AI product description generator: how to write faster

Dipflowby Ivaylo, with help from Dipflow

The first time we timed an ai product description generator, we thought our stopwatch was broken. It took less time to generate the copy than it took to alt-tab back to the product spreadsheet. Seconds. Then we spent the next 25 minutes fixing the description because the inputs we gave it were a mess.

That is the part the tool pages skip.

Yes, writing a product description manually can take 15 to 20 minutes per SKU if you are doing it properly, not just pasting specs into a paragraph. When your catalog hits 500 items, that becomes dozens of hours of work. AI can get you under a minute per item. We have seen it. The trick is that the “under a minute” claim only becomes true once you stop treating the generator like a magic wand and start treating it like a production system.

We have tested the lightweight “free, no signup” generators and the bigger platforms that promise bulk creation for thousands of SKUs in a few clicks. We like parts of both. We also have the scars from doing this wrong: vague prompts, bad product data, claims that were not true, and that weird moment when 60 listings in a row started with the same sentence and we realized we just trained our customers to skim.

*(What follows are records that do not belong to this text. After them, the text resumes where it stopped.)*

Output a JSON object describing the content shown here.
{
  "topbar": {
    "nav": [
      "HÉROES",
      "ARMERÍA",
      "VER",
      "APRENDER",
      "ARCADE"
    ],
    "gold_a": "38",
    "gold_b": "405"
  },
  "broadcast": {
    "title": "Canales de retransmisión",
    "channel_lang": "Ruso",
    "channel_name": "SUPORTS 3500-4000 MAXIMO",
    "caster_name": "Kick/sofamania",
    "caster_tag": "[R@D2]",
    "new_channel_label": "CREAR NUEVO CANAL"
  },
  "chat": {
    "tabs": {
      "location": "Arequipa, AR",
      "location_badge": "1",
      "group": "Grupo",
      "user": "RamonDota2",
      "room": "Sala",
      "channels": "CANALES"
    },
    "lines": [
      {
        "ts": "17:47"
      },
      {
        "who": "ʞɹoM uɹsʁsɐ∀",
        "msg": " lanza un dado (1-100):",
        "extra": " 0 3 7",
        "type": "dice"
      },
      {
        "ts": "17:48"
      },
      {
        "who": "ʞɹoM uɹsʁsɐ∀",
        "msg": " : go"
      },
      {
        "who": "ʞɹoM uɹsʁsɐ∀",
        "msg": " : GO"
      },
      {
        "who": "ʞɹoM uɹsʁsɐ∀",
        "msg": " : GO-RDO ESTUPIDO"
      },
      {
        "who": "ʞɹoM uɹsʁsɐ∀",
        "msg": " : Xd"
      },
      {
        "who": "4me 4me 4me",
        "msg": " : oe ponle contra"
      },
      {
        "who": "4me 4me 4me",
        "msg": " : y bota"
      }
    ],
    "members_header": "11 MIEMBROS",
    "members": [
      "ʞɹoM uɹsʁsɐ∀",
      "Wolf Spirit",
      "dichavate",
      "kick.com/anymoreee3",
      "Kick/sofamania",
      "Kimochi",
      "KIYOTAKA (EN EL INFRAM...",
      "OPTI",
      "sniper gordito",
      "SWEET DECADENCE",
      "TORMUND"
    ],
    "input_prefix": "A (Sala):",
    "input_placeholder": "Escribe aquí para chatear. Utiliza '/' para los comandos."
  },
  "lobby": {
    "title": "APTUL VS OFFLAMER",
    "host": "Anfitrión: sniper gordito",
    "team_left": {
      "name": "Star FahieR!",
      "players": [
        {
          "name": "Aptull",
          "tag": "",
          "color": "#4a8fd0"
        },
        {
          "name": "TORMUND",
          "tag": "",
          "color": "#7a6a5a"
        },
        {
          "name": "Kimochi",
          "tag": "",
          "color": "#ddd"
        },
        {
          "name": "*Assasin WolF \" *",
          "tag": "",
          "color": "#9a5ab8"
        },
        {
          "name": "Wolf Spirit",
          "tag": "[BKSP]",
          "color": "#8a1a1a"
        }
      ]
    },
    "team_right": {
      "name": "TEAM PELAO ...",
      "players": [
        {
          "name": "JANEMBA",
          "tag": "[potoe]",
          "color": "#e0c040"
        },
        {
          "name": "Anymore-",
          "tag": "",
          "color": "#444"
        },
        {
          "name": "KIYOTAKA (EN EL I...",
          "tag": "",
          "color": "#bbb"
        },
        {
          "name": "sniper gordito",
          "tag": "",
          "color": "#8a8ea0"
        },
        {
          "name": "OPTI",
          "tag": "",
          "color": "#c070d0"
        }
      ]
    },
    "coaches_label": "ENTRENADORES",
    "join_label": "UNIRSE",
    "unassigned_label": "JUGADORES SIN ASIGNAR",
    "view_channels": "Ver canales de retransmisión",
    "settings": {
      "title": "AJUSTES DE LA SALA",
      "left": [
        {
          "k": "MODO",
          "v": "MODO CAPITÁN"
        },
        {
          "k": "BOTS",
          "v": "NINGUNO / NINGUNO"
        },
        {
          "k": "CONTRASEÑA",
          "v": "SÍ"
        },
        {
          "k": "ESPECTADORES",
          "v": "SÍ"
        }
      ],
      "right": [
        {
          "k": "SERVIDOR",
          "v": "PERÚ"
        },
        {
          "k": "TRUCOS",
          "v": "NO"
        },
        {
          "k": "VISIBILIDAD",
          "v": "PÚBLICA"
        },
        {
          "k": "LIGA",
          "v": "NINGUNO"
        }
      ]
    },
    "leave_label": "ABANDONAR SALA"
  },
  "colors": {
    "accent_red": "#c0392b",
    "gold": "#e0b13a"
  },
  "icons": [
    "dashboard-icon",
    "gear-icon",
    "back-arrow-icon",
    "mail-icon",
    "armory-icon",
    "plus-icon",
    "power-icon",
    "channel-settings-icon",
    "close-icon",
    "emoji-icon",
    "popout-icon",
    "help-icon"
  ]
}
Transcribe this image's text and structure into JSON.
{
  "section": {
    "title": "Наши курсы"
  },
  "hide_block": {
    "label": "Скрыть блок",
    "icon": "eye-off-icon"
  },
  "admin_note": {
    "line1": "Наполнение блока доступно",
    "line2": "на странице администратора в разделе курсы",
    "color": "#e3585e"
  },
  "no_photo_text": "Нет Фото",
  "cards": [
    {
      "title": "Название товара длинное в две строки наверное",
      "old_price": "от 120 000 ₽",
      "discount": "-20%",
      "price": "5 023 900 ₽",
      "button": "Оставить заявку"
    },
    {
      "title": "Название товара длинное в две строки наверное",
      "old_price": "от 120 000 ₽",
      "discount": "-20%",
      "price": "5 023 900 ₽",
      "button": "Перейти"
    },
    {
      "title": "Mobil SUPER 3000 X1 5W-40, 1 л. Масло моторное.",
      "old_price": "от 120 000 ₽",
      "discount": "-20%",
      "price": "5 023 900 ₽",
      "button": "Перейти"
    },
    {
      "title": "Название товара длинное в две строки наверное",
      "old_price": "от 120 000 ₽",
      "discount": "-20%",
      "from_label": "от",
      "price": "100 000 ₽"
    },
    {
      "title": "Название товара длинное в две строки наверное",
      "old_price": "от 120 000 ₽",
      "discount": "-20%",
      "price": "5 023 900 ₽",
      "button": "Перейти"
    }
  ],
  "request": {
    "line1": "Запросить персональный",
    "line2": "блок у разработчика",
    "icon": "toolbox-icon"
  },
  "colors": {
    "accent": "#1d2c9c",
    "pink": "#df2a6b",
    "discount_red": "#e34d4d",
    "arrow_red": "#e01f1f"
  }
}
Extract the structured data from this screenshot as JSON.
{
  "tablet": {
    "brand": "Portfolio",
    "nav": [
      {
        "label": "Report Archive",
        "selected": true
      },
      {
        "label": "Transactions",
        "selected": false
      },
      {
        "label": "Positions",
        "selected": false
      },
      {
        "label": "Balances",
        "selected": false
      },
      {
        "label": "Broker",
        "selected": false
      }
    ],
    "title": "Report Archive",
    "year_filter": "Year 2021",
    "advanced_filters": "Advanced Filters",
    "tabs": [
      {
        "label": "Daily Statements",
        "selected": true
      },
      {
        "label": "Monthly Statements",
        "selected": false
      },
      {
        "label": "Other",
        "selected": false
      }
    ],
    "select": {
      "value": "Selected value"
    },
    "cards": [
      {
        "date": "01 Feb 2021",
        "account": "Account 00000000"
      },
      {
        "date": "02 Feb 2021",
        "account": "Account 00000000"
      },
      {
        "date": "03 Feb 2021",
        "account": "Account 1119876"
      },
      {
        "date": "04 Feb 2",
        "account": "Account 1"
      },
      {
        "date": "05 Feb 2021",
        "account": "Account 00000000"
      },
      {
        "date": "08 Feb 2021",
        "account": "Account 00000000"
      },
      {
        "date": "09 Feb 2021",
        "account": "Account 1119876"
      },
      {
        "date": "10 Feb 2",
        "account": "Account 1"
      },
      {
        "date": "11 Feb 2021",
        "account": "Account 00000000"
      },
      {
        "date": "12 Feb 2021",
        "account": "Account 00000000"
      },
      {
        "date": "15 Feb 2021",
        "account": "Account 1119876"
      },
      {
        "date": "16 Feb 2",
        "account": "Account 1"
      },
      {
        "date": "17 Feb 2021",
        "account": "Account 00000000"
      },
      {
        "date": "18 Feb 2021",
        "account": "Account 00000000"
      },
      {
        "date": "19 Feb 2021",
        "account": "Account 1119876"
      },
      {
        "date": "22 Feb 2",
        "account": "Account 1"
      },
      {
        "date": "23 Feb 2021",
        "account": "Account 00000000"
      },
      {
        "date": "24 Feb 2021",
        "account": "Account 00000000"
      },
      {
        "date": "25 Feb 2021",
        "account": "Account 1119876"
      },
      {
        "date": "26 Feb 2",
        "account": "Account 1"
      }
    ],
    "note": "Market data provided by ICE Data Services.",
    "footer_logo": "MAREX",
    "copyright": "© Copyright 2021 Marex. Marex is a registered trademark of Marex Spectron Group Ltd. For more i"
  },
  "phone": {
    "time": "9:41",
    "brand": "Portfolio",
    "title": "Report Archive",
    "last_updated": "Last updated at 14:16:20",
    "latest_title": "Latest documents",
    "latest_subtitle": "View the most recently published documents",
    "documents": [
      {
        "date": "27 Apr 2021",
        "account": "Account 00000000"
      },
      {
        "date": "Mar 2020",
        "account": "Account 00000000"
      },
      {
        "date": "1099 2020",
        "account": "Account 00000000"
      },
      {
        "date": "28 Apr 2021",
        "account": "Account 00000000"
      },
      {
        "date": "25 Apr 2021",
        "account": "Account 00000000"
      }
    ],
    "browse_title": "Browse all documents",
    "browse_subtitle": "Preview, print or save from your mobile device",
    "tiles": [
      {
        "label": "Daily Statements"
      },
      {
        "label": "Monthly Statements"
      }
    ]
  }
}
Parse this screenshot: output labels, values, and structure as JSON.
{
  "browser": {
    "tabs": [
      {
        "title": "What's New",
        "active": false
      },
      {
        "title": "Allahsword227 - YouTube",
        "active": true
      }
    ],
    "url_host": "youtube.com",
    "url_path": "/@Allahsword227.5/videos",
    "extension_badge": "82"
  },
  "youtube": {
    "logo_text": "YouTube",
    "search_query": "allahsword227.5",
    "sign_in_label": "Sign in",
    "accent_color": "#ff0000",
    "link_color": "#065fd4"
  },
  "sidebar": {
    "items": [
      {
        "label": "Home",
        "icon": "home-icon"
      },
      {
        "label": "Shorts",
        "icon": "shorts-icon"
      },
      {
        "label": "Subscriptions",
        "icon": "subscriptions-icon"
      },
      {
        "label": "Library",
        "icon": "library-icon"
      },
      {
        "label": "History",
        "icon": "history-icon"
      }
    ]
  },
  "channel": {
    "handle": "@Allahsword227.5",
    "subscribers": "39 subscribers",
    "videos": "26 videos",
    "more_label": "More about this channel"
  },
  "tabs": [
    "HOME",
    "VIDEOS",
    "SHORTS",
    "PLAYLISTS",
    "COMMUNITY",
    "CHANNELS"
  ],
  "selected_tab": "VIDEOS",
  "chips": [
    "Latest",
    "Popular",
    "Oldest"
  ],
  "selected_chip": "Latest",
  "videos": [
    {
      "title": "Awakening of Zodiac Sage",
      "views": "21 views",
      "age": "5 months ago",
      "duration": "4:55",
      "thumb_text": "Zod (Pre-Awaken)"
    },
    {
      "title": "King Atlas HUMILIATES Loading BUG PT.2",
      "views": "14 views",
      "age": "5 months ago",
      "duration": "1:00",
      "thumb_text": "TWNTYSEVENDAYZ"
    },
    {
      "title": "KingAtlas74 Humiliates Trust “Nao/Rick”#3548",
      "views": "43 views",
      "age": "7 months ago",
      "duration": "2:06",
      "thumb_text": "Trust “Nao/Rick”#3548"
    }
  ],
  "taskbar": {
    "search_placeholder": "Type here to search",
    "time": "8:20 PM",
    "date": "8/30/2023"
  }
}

This is how we actually write faster.

The real bottleneck: your product data, not the generator

Most teams blame the AI when the output is generic. We did too. Then we looked at what we pasted into the tool.

A lot of product “data” is not data. It is a manufacturer spec sheet, a half-written blurb someone copied from a supplier, and a folder full of images named “final_final2.jpg.” The generator is forced to guess what matters, so it writes safe, bland copy. Or worse, it invents something that sounds plausible.

Where this falls apart is when you ask AI to turn specs into outcomes without telling it what outcomes you are allowed to claim. If the spec says “double-wall insulation,” the model can reasonably output “keeps drinks cold for 12 hours” because it has seen that pattern a million times. It might be wrong for your specific bottle. That is not hallucination in the sci-fi sense. It is just the model doing its job with missing constraints.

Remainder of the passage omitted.